Gélose de lysine au fer

La gélose de lysine au fer (LIA) est utile pour le dépistage d’Hafnia spp. et certaines souches de E. coli, Proteus et Providencia. Inoculer la gélose LIA en piquant le fond du culot puis par stries sur la pente. Après une incubation de 18 à 24 heures à une température entre 35 et 37°C, les organismes qui produisent une lysine-décarboxylase sur LIA provoquent une réaction alcaline (couleur violette) dans la totalité du milieu (Figure 4-11). La production d’hydrogène sulfuré noircit le milieu. Les bactéries qui n’ont pas de lysine-décarboxylase présentent généralement une pente alcaline (violette), un culot acide (jaune), pas de gaz et pas de H2S. Proteus et Providencia spp. présentent souvent une pente rouge due à la désamination de la lysine. La gélose LIA doit être préparée de façon à obtenir la formation d’un culot profond (voir section D).

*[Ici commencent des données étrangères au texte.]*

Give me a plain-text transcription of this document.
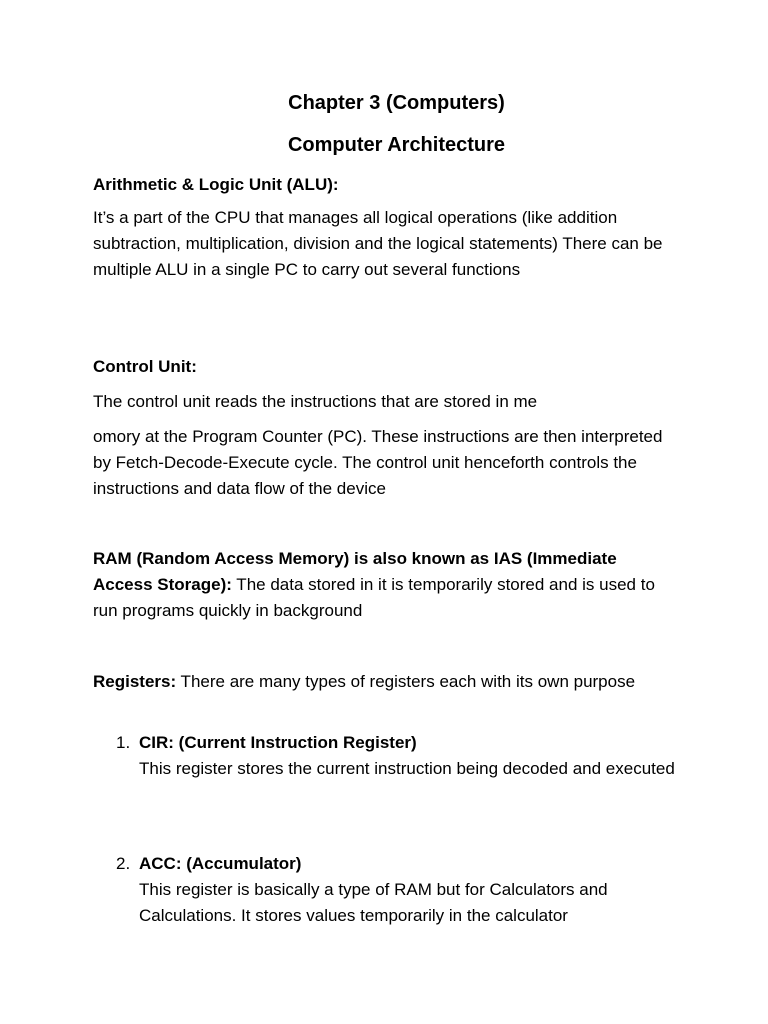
Chapter 3 (Computers)
Computer Architecture
Arithmetic & Logic Unit (ALU):
It’s a part of the CPU that manages all logical operations (like addition subtraction, multiplication, division and the logical statements) There can be multiple ALU in a single PC to carry out several functions
Control Unit:
The control unit reads the instructions that are stored in me
omory at the Program Counter (PC). These instructions are then interpreted by Fetch-Decode-Execute cycle. The control unit henceforth controls the instructions and data flow of the device
RAM (Random Access Memory) is also known as IAS (Immediate Access Storage): The data stored in it is temporarily stored and is used to run programs quickly in background
Registers: There are many types of registers each with its own purpose
1. CIR: (Current Instruction Register)
This register stores the current instruction being decoded and executed
2. ACC: (Accumulator)
This register is basically a type of RAM but for Calculators and Calculations. It stores values temporarily in the calculator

Shigella spp. ne produit pas de lysine-décarboxylase et présente généralement une pente alcaline (violette) et un culot acide (jaune). Elle ne produit ni gaz ni H2S (Tableau 4-2).

 

Une couleur rose apparaît dans la réaction positive de l'uréase (tube de gauche)
Figure 4-10. Une couleur rose apparaît dans la réaction
positive de l’uréase (tube de gauche)

 

Les organismes positifs pour la lysine décarboxylase produisent une couleur violette sur l'ensemble de la culture LIA (tube de droite). Les organismes négatifs pour la lysine produisent une couleur jaune (acide) dans le culot du tube (tube de gauche).
Figure 4-11. Les organismes positifs pour la lysine décarboxylase produisent une couleur violette sur l’ensemble de la culture LIA (tube de droite). Les organismes négatifs pour la lysine produisent une couleur jaune (acide) dans le culot du tube (tube de gauche).

 

 

C. Identification sérologique de Shigella
 

Il est nécessaire d’effectuer des épreuves sérologiques pour identifier les souches de Shigella. Le genre Shigella se divise en 4 groupes sérologiques dont chacun comprend une espèce avec des antigènes différents. Les sérogroupes A, B, C et D correspondent respectivement à S. dysenteriae, S. flexneri, S. boydii et S. sonnei. Sur les quatre, trois, S. dysenteriae, S. flexneri et S. boydii sont composés d’un certain nombre de sérotypes (voir chapitre 3, Tableau 3-1).

L’identification sérologique est généralement faite par agglutination sur lame avec des sérums polyvalents anti-antigènes O somatiques, suivie, dans certains cas, de l’agglutination avec un antisérum monovalent pour identifier un sérotype spécifique. Un antisérum monovalent anti S. dysenteriae type 1 est nécessaire pour identifier ce sérotype qui est la cause la plus fréquente de dysenterie épidémique grave. Quand une colonie provenant d’une gélose a été identifiée comme Shigella, aucune autre colonie issue du même spécimen n’a besoin d’être testée.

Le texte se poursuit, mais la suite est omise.